We attempted to expand the horizons of graphene oxide (GO) reduction methods using chlorophyll-a (CHL-a), which is inclined to react favourably with GO by virtue of photo-excited electron transfer from the singlet excited CHL-a LUMO (−0.7 V) to GO (−0.4 V) in aqueous media assisted by the interactive affinity between CHL-a and reduced graphene oxide (RGO), which is ensured through π–π interaction between the CHL-a macro-cycle and the GO surface. This results in the formation of a CHL-a⁺ radical cation which might favor the oxidation of water with oxygen evolution. The formation of RGO after photo-exposure can also be confirmed via TEM and Raman spectroscopy. Gradual restoration of sp² hybridisation in the GO framework with increasing CHL-a concentration can be correlated with the enhanced contribution of the conformation in which electron transfer is efficient from CHL-a to GO (also supported by XPS and XRD data).

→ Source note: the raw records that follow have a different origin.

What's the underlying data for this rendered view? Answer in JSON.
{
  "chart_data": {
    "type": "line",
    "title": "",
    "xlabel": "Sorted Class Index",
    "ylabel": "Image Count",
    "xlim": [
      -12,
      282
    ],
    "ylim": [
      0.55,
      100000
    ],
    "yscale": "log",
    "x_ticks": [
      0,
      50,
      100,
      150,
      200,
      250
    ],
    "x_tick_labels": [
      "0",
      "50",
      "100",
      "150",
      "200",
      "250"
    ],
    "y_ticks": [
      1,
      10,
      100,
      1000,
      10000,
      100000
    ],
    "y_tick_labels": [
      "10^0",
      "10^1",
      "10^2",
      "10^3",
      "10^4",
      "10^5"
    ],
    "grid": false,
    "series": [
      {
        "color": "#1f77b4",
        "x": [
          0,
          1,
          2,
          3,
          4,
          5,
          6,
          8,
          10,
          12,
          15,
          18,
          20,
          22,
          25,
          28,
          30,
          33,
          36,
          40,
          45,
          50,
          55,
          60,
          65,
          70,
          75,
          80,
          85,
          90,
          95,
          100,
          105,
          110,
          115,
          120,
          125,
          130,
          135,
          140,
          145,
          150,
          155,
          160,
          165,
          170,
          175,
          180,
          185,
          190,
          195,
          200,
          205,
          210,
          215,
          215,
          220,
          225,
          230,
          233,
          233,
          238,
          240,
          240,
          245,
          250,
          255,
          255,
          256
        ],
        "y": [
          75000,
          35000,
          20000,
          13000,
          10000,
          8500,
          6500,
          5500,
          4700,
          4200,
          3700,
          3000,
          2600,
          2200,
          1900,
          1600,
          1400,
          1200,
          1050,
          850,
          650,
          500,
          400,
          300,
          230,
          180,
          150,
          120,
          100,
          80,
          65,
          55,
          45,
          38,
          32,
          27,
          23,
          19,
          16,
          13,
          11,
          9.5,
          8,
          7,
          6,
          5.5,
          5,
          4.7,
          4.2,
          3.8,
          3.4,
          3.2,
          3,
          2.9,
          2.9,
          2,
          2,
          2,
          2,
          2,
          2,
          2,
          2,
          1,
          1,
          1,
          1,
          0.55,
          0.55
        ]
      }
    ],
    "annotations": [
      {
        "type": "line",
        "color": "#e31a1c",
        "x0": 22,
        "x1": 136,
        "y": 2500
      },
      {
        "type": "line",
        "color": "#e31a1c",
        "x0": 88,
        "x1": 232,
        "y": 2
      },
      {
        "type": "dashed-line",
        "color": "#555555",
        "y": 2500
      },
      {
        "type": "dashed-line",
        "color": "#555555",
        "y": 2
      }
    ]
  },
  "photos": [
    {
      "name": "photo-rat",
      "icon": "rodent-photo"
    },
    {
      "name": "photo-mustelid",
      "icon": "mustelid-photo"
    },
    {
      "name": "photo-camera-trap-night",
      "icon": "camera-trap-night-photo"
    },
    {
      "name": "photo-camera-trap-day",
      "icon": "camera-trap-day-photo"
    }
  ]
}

This fact corroborates the faster component (a₁) augmentation with increasing CHL-a concentration towards overall excited state lifetime. The applicability of this RGO/CHL-a nano-hybrid as a possible electro-catalyst, to be used for oxygen reduction in energy conversion systems such as fuel cells, has also been explored through cyclic voltammetry. All these results cumulatively highlight the effective, environmentally friendly mechanism of the photo-excited CHL-a assisted deoxygenation of GO in aqueous media, which eventually gives rise to a RGO/CHL-a nano-hybrid as a potential electro-catalyst in next generation bio-fuel cells.